[Date Prev][Date Next][Thread Prev][Thread Next][Date Index][Thread Index]

Re: [HTCondor-users] condor_shadow and file descriptors



On 09/27/2013 07:44 AM, Paul Brenner wrote:
Hello,

We have a large Linux based Condor pool (5,000 - 15,000 slots depending on opportunistic availability). We also have numerous front end server nodes (all with >32GB of RAM) from which our campus users can submit jobs.

In terms of scale we have reached a limitation due to the condor_shadow process's need to hold open file descriptors. When we set the max number of concurrent jobs per submit host to 2000 we occasionally have users who get nearly 2000 jobs running prior to crashing the submit host.
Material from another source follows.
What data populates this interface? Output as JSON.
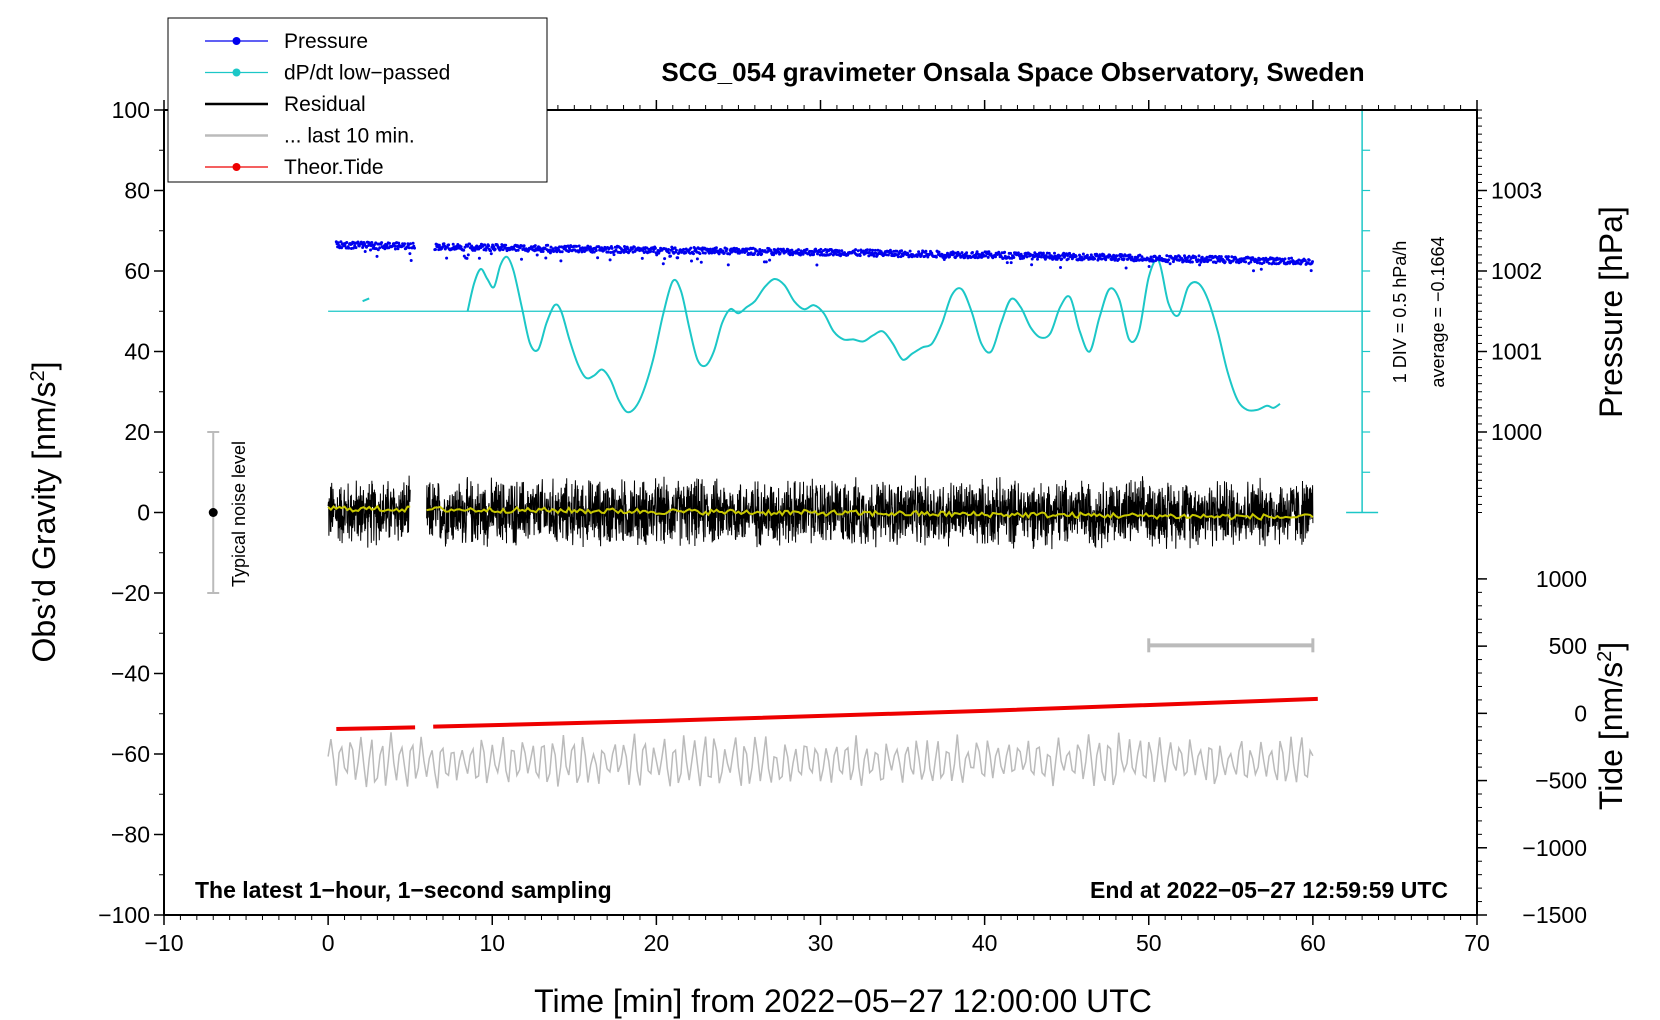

The submit host crashes due to exhaustion of the maximum number of file descriptors. We already have raised this default setting in RH Linux to 65,536


Paul:

The problem here is that the shadow uses a surprisingly large number of file descriptors. It turns out that on Linux, one fd is consumed per shared library that an application links with, for the duration of the process. Depending on the platform, the shadow is dynamically linked to something like 40 libraries, so 64k open fds is probably still not enough for 2000 jobs. Can you up the per-user fd limit by a factor of 10 more?

We'll update the wiki with this information.

-Greg